A survey of food labelling suggests consumers are not being given sufficient information on what they are eating.
Genetically-engineered ingredients in foods were not labelled, while people could be buying meat not realising it was imported.
The Green Party, which looked at 453 products in the survey, said the results highlighted the need for a better labelling system.
It investigated 196 products made by companies which had no stated policy of avoiding genetically-engineered ingredients.
It said 75 per cent of these products could contain GE ingredients as the labels listed genetically-engineered materials New Zealand had approved for use in food -- such as canola, soy, maize and derivatives of these.
None of these products were labelled to say they were GE-free or contained or could contain GE.
The Green Party also looked at whether meats were labelled to say where these had been produced.
Of the 101 lamb, pork, bacon and beef products it assessed, 30 had country of origin labelling.
Green MP Sue Kedgley said: "We import thousands of tonnes of meat into New Zealand each year yet we couldn't find one label indicating it contained imported meat."
Last year, 27,000 tonnes of pork were imported into New Zealand but there was no way of knowing where it all went, Ms Kedgley said.
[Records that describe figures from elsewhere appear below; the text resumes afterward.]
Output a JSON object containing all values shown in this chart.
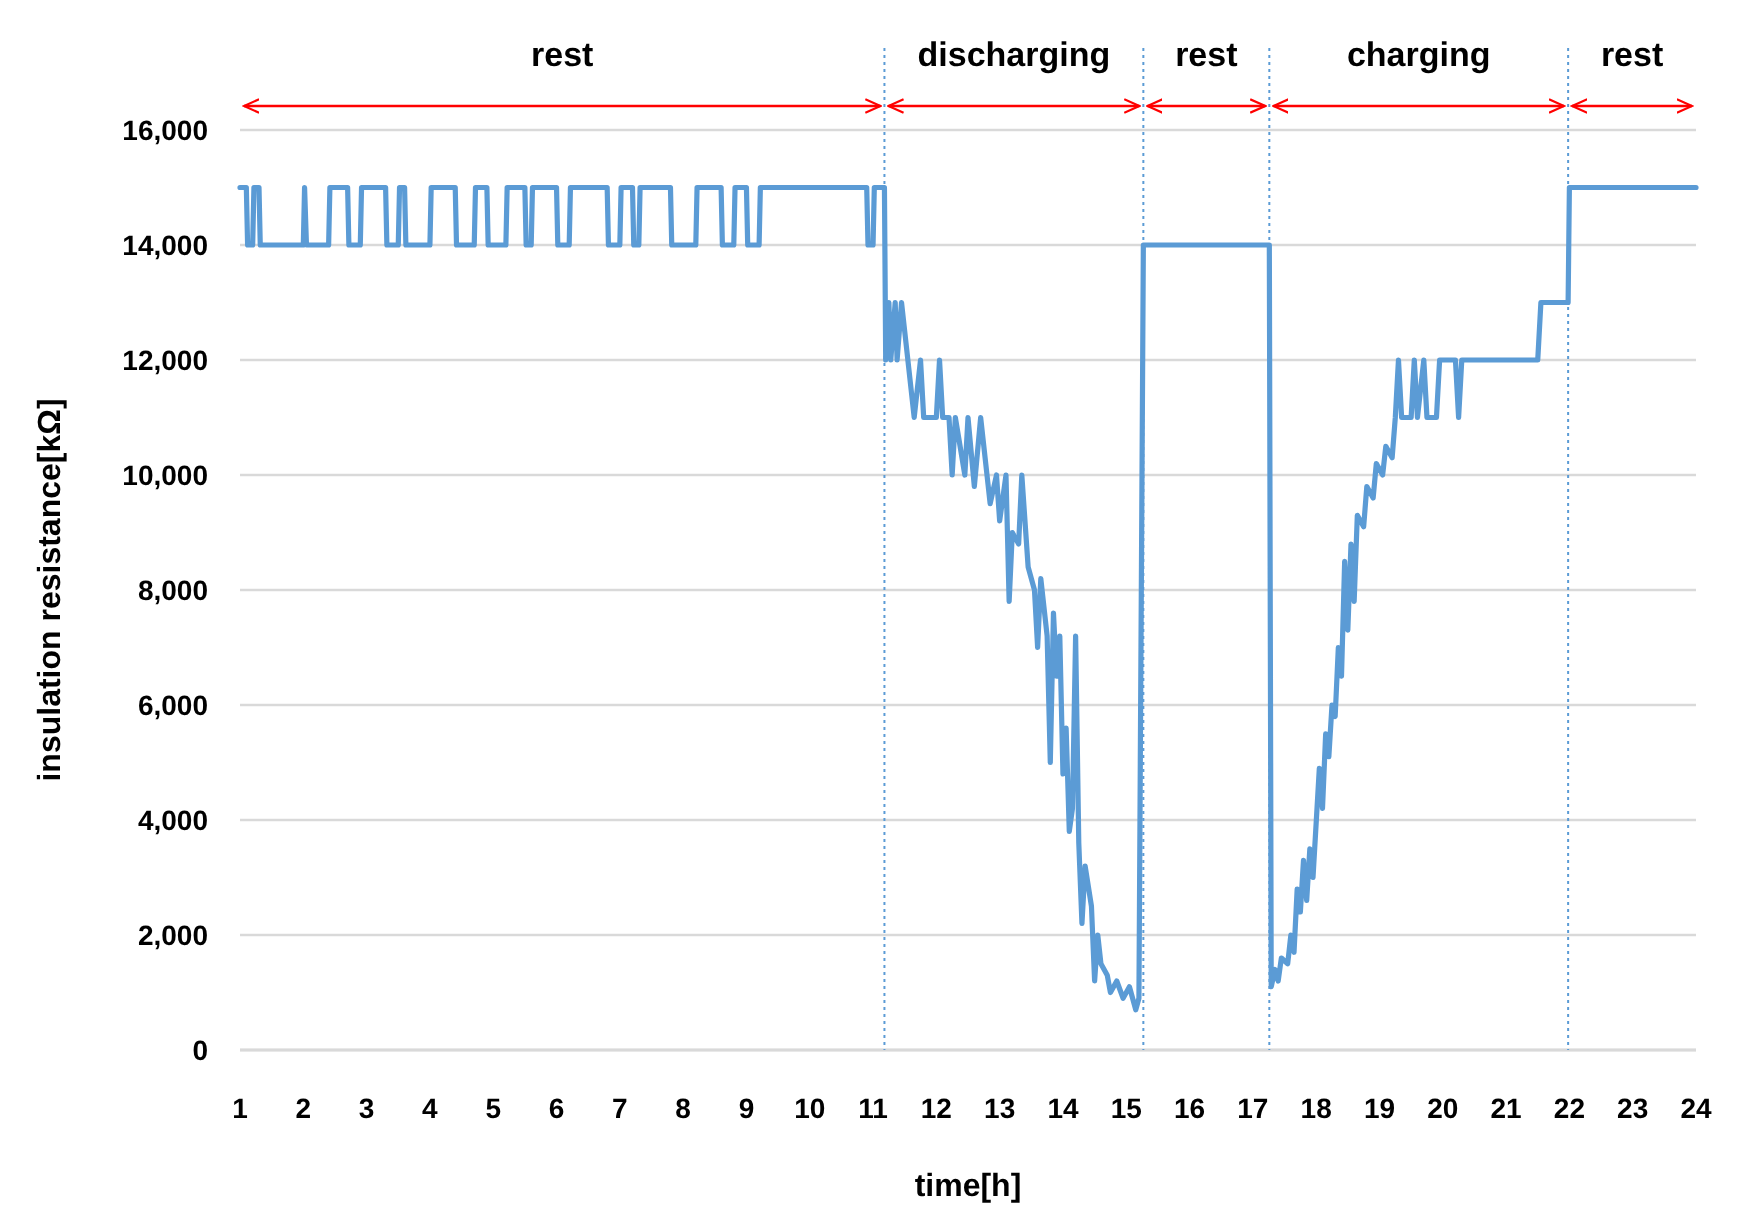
{
  "chart_data": {
    "type": "line",
    "xlabel": "time[h]",
    "ylabel": "insulation resistance[kΩ]",
    "xlim": [
      1,
      24
    ],
    "xticks": [
      1,
      2,
      3,
      4,
      5,
      6,
      7,
      8,
      9,
      10,
      11,
      12,
      13,
      14,
      15,
      16,
      17,
      18,
      19,
      20,
      21,
      22,
      23,
      24
    ],
    "ylim": [
      0,
      16000
    ],
    "yticks": [
      {
        "value": 0,
        "label": "0"
      },
      {
        "value": 2000,
        "label": "2,000"
      },
      {
        "value": 4000,
        "label": "4,000"
      },
      {
        "value": 6000,
        "label": "6,000"
      },
      {
        "value": 8000,
        "label": "8,000"
      },
      {
        "value": 10000,
        "label": "10,000"
      },
      {
        "value": 12000,
        "label": "12,000"
      },
      {
        "value": 14000,
        "label": "14,000"
      },
      {
        "value": 16000,
        "label": "16,000"
      }
    ],
    "grid": "y",
    "marker": "none",
    "line_style": "solid",
    "series": [
      {
        "color": "#5b9bd5",
        "x": [
          1,
          1.1,
          1.12,
          1.2,
          1.22,
          1.3,
          1.32,
          2.0,
          2.02,
          2.05,
          2.4,
          2.42,
          2.7,
          2.72,
          2.9,
          2.92,
          3.3,
          3.32,
          3.5,
          3.52,
          3.6,
          3.62,
          4.0,
          4.02,
          4.4,
          4.42,
          4.7,
          4.72,
          4.9,
          4.92,
          5.2,
          5.22,
          5.5,
          5.52,
          5.6,
          5.62,
          6.0,
          6.02,
          6.2,
          6.22,
          6.8,
          6.82,
          7.0,
          7.02,
          7.2,
          7.22,
          7.3,
          7.32,
          7.8,
          7.82,
          8.2,
          8.22,
          8.6,
          8.62,
          8.8,
          8.82,
          9.0,
          9.02,
          9.2,
          9.22,
          10.9,
          10.92,
          11.0,
          11.02,
          11.18,
          11.2,
          11.25,
          11.28,
          11.35,
          11.38,
          11.45,
          11.55,
          11.65,
          11.75,
          11.8,
          12.0,
          12.05,
          12.1,
          12.2,
          12.25,
          12.3,
          12.45,
          12.5,
          12.6,
          12.7,
          12.8,
          12.85,
          12.95,
          13.0,
          13.1,
          13.15,
          13.2,
          13.3,
          13.35,
          13.45,
          13.55,
          13.6,
          13.65,
          13.75,
          13.8,
          13.85,
          13.9,
          13.95,
          14.0,
          14.05,
          14.1,
          14.15,
          14.2,
          14.25,
          14.3,
          14.35,
          14.45,
          14.5,
          14.55,
          14.6,
          14.7,
          14.75,
          14.85,
          14.95,
          15.05,
          15.15,
          15.2,
          15.27,
          17.26,
          17.29,
          17.35,
          17.4,
          17.45,
          17.55,
          17.6,
          17.65,
          17.7,
          17.75,
          17.8,
          17.85,
          17.9,
          17.95,
          18.05,
          18.1,
          18.15,
          18.2,
          18.25,
          18.3,
          18.35,
          18.4,
          18.45,
          18.5,
          18.55,
          18.6,
          18.65,
          18.75,
          18.8,
          18.9,
          18.95,
          19.05,
          19.1,
          19.2,
          19.25,
          19.3,
          19.35,
          19.5,
          19.55,
          19.6,
          19.7,
          19.75,
          19.9,
          19.95,
          20.2,
          20.25,
          20.3,
          21.5,
          21.55,
          21.98,
          22.0,
          24
        ],
        "values": [
          15000,
          15000,
          14000,
          14000,
          15000,
          15000,
          14000,
          14000,
          15000,
          14000,
          14000,
          15000,
          15000,
          14000,
          14000,
          15000,
          15000,
          14000,
          14000,
          15000,
          15000,
          14000,
          14000,
          15000,
          15000,
          14000,
          14000,
          15000,
          15000,
          14000,
          14000,
          15000,
          15000,
          14000,
          14000,
          15000,
          15000,
          14000,
          14000,
          15000,
          15000,
          14000,
          14000,
          15000,
          15000,
          14000,
          14000,
          15000,
          15000,
          14000,
          14000,
          15000,
          15000,
          14000,
          14000,
          15000,
          15000,
          14000,
          14000,
          15000,
          15000,
          14000,
          14000,
          15000,
          15000,
          12000,
          13000,
          12000,
          13000,
          12000,
          13000,
          12000,
          11000,
          12000,
          11000,
          11000,
          12000,
          11000,
          11000,
          10000,
          11000,
          10000,
          11000,
          9800,
          11000,
          10000,
          9500,
          10000,
          9200,
          10000,
          7800,
          9000,
          8800,
          10000,
          8400,
          8000,
          7000,
          8200,
          7200,
          5000,
          7600,
          6500,
          7200,
          4800,
          5600,
          3800,
          4200,
          7200,
          3600,
          2200,
          3200,
          2500,
          1200,
          2000,
          1500,
          1300,
          1000,
          1200,
          900,
          1100,
          700,
          900,
          14000,
          14000,
          1100,
          1400,
          1200,
          1600,
          1500,
          2000,
          1700,
          2800,
          2400,
          3300,
          2600,
          3500,
          3000,
          4900,
          4200,
          5500,
          5100,
          6000,
          5800,
          7000,
          6500,
          8500,
          7300,
          8800,
          7800,
          9300,
          9100,
          9800,
          9600,
          10200,
          10000,
          10500,
          10300,
          11000,
          12000,
          11000,
          11000,
          12000,
          11000,
          12000,
          11000,
          11000,
          12000,
          12000,
          11000,
          12000,
          12000,
          13000,
          13000,
          15000,
          15000
        ]
      }
    ],
    "ref_lines": [
      {
        "axis": "x",
        "value": 11.18,
        "color": "#5b9bd5",
        "line_style": "dotted"
      },
      {
        "axis": "x",
        "value": 15.27,
        "color": "#5b9bd5",
        "line_style": "dotted"
      },
      {
        "axis": "x",
        "value": 17.26,
        "color": "#5b9bd5",
        "line_style": "dotted"
      },
      {
        "axis": "x",
        "value": 21.98,
        "color": "#5b9bd5",
        "line_style": "dotted"
      }
    ],
    "annotations": [
      "rest",
      "discharging",
      "rest",
      "charging",
      "rest"
    ]
  }
}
Consumers would buy meat believing it was from New Zealand if there was no labelling on it to say it was not.
The party also looked at the method of production for 16 brands eggs and found six brands did not state the method, six were labelled free range and four as barn laid.
The method of fishing was rarely stated on fish products.
"Consumers rely on labels to inform them what is in the food they eat and where it comes from," Ms Kedgley said.
"But our survey found that food labels conceal vital information from consumers. They don't tell us whether our food contains GE ingredients and most don't identify clearly where it comes from or how it's been produced."
She has drafted a member's bill that would required food producers to say where their products had come from, whether these contained GE ingredients, how eggs had been produced and whether fish was caught in the wild or farmed.
It would also make the New Zealand Food Safety Authority stipulate which foods had been found to be tainted with contaminants.